小・零細飲食店ならそれらを全て1人でやっているというオーナーもいるだろう。協力金や雇用調整助成金などの申請手続きも同時並行で行っているだろうから、本当に頭が下がる。


後手後手の支援に、飲食店は疲弊。

 協力金の支給は遅れ、体力のない小・零細飲食店では耐えきれないところも出てくるだろう。

 対象期間の苦しかった状況を様々な書類で証明し、それを確認し、給付するといった時間を要する精算払い方式ではなく、先に給付(あるいは減税、社会保険料減免など)し、余剰を決算時に吸い上げる概算払い方式にできないものだろうか?これなら迅速に事業者に届き、支援が十分な事業者は、税金という形で戻すことになる。

 協力金や雇用調整助成金は大変な助けとなっているが、幾度となく申請を繰り返すことは、事業者も行政側も疲弊させる要因になっているだろう。

 コロナ支援として様々な補助金や助成金があるが、それらは設備などを購入した後にその何割かが給付される仕組みが殆どで、先にその費用を支出できるだけの余裕のある事業者しか利用できない。本当に苦しい事業者にそんな余裕はない。

 金融機関からの借入は平時より容易になったが、借金に変わりない。必ず返さなければならないし、利息も取られる。

政府系金融機関からの無利息無担保融資は一番必要としていた時期には申込みが殺到し、待ってる間に危機的状況に陥る可能性があったために利用せず、普通の利息付きの融資を申し込んだ事業者も多かった。ここぞとばかりに、他社よりも優先した迅速な融資をセールトークに普通の融資の契約を獲得した金融機関も多かっただろう。

 給付金、協力金、補助金、助成金いずれにおいても、申請の手続きができない、苦手という事業者もいる。そういった人向けに申請代行のコンサルティング会社がいくつもあるが、勿論、手数料がかかる。数万円~給付額の20%程といった感じだ。満額もらっても苦しい状況にもかかわらず、手数料を捻出しなければならない。

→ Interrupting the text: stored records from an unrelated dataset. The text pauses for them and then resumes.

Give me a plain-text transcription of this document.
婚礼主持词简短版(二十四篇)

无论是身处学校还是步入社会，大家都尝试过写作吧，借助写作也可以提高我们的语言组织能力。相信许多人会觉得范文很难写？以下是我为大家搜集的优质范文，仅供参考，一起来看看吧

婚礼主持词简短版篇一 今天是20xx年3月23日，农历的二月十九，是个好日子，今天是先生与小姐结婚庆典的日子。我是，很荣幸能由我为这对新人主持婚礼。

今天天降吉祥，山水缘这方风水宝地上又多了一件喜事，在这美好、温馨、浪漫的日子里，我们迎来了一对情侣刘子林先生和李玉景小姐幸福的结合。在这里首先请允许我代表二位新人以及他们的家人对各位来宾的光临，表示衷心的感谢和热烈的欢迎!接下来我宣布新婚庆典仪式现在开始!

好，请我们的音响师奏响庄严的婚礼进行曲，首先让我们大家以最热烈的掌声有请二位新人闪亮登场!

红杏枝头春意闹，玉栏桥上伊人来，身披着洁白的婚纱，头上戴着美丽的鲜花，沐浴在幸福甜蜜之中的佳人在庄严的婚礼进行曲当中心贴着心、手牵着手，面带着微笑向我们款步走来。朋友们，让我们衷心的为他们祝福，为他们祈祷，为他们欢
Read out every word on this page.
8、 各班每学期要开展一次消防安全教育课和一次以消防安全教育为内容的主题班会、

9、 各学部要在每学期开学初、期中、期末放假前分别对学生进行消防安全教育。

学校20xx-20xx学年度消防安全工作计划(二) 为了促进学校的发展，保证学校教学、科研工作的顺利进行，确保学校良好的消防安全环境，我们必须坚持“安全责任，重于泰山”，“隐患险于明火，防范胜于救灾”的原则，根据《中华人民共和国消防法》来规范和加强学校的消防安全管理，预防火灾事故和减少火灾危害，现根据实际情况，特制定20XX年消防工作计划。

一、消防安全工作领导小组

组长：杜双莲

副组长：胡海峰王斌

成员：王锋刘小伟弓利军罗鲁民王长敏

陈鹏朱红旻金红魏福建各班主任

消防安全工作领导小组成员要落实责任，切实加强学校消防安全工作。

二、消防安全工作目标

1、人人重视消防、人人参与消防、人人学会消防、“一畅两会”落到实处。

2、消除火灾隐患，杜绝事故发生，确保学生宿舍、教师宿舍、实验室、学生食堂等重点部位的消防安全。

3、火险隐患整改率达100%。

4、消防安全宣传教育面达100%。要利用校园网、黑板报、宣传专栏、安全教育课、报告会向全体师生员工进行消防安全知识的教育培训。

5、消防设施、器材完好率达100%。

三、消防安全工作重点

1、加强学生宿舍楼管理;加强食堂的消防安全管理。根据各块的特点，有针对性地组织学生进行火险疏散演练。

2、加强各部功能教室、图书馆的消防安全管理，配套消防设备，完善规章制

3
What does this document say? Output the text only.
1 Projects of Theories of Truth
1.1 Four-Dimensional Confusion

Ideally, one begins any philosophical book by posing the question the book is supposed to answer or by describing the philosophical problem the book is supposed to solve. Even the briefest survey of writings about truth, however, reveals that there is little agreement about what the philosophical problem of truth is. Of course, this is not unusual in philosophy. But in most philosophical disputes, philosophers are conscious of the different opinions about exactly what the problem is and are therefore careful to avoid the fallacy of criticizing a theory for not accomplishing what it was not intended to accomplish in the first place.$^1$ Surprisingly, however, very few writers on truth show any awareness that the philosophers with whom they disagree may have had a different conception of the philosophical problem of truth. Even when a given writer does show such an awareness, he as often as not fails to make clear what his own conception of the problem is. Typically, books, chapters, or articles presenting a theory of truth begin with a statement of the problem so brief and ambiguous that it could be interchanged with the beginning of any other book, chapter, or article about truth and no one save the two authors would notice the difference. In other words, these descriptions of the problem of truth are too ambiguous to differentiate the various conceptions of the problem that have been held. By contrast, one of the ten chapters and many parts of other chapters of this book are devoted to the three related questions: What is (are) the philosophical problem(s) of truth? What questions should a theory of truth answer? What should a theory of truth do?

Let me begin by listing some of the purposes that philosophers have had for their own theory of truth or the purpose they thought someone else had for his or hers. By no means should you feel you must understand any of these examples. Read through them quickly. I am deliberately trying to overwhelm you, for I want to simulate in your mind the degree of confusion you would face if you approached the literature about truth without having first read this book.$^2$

 協力金などをもらってウハウハという小規模で家賃も安く、スタッフも抱えていないような飲食店も一部にはあるだろう。しかし、これだけ閉店が増えている現状から考えれば、協力金では全然足りていない飲食店が多いの実情であろう。

公平で迅速な支援を期待。

 支援策はいくつか考えられる。例えば、社会保険料の減免であれば、行政側で引き落としを停止するか、減額するだけなので、迅速に実施可能だろう。社会保険料を払っていない事業者との不公平感も是正される。
 消費税の減税であれば、飲食店、関連事業者(酒販店など)、消費者など、まんべんなく大きな支援となり、経済刺激策としても有効だ。

国や自治体に下記を求めたい。


・感染者数ではなく重症者数、死亡者数に重きをおいた対策。

・各種要請は、1ヶ月以上前告知。(短期間でないものを)

・社会保険料・税金等の減免など、行政で迅速に実施可能な支援。(事業者が先に支出する形式の補助金・助成金は改善してほしい。)

・飲食店がコロナ感染拡大の要因になっているというデータの公表。(もしあるなら)

・飲食業だけではなく、その関連業種への支援強化。

・随時の科学的根拠に基づいた情報のアップデート。

・今回、借入を受けたにも関わらず継続できずに廃業した人への支援。
 借入をせずに廃業していれば、借金が少なく済んだはずが、借入ができたがために大きな借金を抱えて廃業に至った事業者もいるだろう。今回ほど長期に渡っているとそういった悲惨な状況に置かれた人もいるだろう。彼らの再出発を支援してほしい。

 国や自治体はどれだけやっても褒められることは殆どない。一方、少しでも効率が悪かったり、問題点があればクレームや批判の嵐だ。大変な仕事だ。国や自治体の職員たちも疲弊していることだろう。各種のコロナ支援策を利用してきたものとして、申請手続きなどが当初より改善されてきていることは実感している。素直に感謝したい。

 はじめから完璧なものなど作れないし、ミスもあれば間違った判断をすることもあるだろう。必ず起こりうることで、そこは問題ではない。問題は、これまでとの整合性をとることに重きを置いて突っ走る「無謬性」だ。

ミスや間違った判断は正せば良いし、新型コロナに関する新たな科学的な知見があれば、アップデートすれば良い。我々、日本人が得意とする真の「改善」あるのみだ。

最後に

 本当に大変な中、飲食店を継続してきた猛者たちよ、国や自治体の発表に一喜一憂せずに、引き続き淡々とやっていこう。今回のコロナ騒動で、志半ばで廃業せざるをえなかった人たちの分まで頑張っていこう!そして、声をあげよう!

 コロナ支援に携わっているすべての方々に感謝いたします。